I'm assuming you mean $\displaystyle \mathrm{g}_{\alpha,\beta}=\begin{bmatrix} g_{0,0} & g_{0,1} & g_{0,2} & g_{0,3} \\ g_{1,0} & \gamma_{1,1} & \gamma_{1,2} & \gamma_{1,3} \\ g_{2,0} & \gamma_{2,1} & \gamma_{2,2} & \gamma_{2,3} \\ g_{3,0} & \gamma_{3,1} & \gamma_{3,2} & \gamma_{3,3}\end{bmatrix}$, right?

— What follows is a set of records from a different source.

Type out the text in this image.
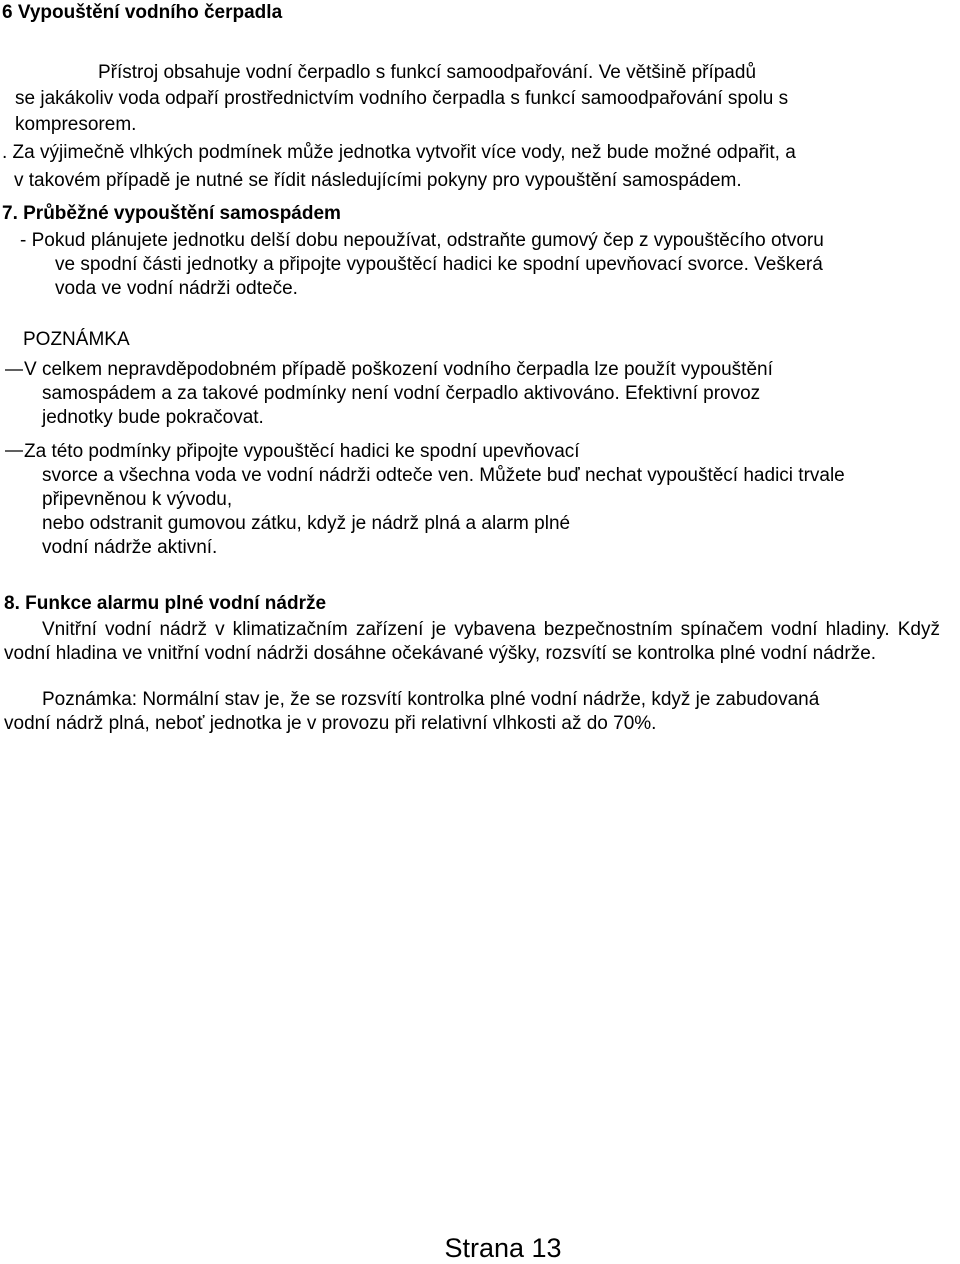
6 Vypouštění vodního čerpadla
Přístroj obsahuje vodní čerpadlo s funkcí samoodpařování. Ve většině případů
se jakákoliv voda odpaří prostřednictvím vodního čerpadla s funkcí samoodpařování spolu s
kompresorem.
. Za výjimečně vlhkých podmínek může jednotka vytvořit více vody, než bude možné odpařit, a
v takovém případě je nutné se řídit následujícími pokyny pro vypouštění samospádem.
7. Průběžné vypouštění samospádem
- Pokud plánujete jednotku delší dobu nepoužívat, odstraňte gumový čep z vypouštěcího otvoru
ve spodní části jednotky a připojte vypouštěcí hadici ke spodní upevňovací svorce. Veškerá
voda ve vodní nádrži odteče.
POZNÁMKA
V celkem nepravděpodobném případě poškození vodního čerpadla lze použít vypouštění
samospádem a za takové podmínky není vodní čerpadlo aktivováno. Efektivní provoz
jednotky bude pokračovat.
Za této podmínky připojte vypouštěcí hadici ke spodní upevňovací
svorce a všechna voda ve vodní nádrži odteče ven. Můžete buď nechat vypouštěcí hadici trvale
připevněnou k vývodu,
nebo odstranit gumovou zátku, když je nádrž plná a alarm plné
vodní nádrže aktivní.
8. Funkce alarmu plné vodní nádrže
Vnitřní vodní nádrž v klimatizačním zařízení je vybavena bezpečnostním spínačem vodní hladiny. Když vodní hladina ve vnitřní vodní nádrži dosáhne očekávané výšky, rozsvítí se kontrolka plné vodní nádrže.
Poznámka: Normální stav je, že se rozsvítí kontrolka plné vodní nádrže, když je zabudovaná
vodní nádrž plná, neboť jednotka je v provozu při relativní vlhkosti až do 70%.
Strana 13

Now I want to find a relation between the determinant of $g$ and the determinant of $\gamma$ expressed in terms of the components of $g$. Using Cramer's rule I get

$$det(g_{\alpha, \beta}) \equiv g = \frac{C_{00}}{g^{00}}$$

where $C_{00}$ is the cofactor of the (0,0)-element of the matrix above; i.e. it is $det(\gamma_{ij}) = \gamma$.
I'm probably misinterpreting something here, but I'm not seeing how you're applying Cramer's Rule.

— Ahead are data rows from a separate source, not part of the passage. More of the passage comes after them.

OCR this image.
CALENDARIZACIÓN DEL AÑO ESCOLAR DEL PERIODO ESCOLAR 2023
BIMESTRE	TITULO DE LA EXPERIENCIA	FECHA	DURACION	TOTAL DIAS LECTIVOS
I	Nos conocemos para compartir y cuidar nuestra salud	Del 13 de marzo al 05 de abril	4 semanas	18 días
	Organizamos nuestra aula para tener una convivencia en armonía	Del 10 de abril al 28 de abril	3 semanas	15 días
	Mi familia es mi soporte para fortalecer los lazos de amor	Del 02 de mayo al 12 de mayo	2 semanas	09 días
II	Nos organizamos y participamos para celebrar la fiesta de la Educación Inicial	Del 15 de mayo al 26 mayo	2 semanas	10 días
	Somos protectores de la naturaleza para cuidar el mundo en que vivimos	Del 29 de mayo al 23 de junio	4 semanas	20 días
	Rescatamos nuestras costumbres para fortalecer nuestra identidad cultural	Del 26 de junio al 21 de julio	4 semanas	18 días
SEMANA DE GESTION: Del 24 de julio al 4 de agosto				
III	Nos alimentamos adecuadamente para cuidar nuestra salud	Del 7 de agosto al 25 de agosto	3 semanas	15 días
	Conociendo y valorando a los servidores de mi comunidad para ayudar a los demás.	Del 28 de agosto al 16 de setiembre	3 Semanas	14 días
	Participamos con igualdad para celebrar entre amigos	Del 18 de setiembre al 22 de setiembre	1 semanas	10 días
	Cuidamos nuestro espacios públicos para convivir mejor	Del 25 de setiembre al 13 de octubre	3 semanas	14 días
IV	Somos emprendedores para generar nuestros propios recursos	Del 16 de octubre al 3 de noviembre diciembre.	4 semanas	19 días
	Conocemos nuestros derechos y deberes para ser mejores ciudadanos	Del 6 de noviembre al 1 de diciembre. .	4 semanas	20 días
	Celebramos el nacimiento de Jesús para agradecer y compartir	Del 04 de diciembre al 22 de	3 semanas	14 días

If we were talking about finding the determinant of the given matrix, you'd get $$\det(\mathrm{g}_{\alpha,\beta})=g_{0,0}~\det\begin{bmatrix}\gamma_{1,1} & \gamma_{1,2} & \gamma_{1,3} \\ \gamma_{2,1} & \gamma_{2,2} & \gamma_{2,3} \\ \gamma_{3,1} & \gamma_{3,2} & \gamma_{3,3}\end{bmatrix}-g_{1,0}~\det\begin{bmatrix} g_{0,1} & g_{0,2} & g_{0,3} \\ \gamma_{2,1} & \gamma_{2,2} & \gamma_{2,3} \\ \gamma_{3,1} & \gamma_{3,2} & \gamma_{3,3}\end{bmatrix}+g_{2,0}~\det\begin{bmatrix} g_{0,1} & g_{0,2} & g_{0,3} \\ \gamma_{1,1} & \gamma_{1,2} & \gamma_{1,3} \\ \gamma_{3,1} & \gamma_{3,2} & \gamma_{3,3}\end{bmatrix}-g_{3,0}~\det\begin{bmatrix}g_{0,1} & g_{0,2} & g_{0,3} \\ \gamma_{1,1} & \gamma_{1,2} & \gamma_{1,3} \\ \gamma_{2,1} & \gamma_{2,2} & \gamma_{2,3}\end{bmatrix}$$ by Laplace Expansion.

Given, I'm not really knowledgeable in general relativity (or differential geometry for that matter :tongue:) so I could be mistaking this determinant for something else, or misunderstanding your notation.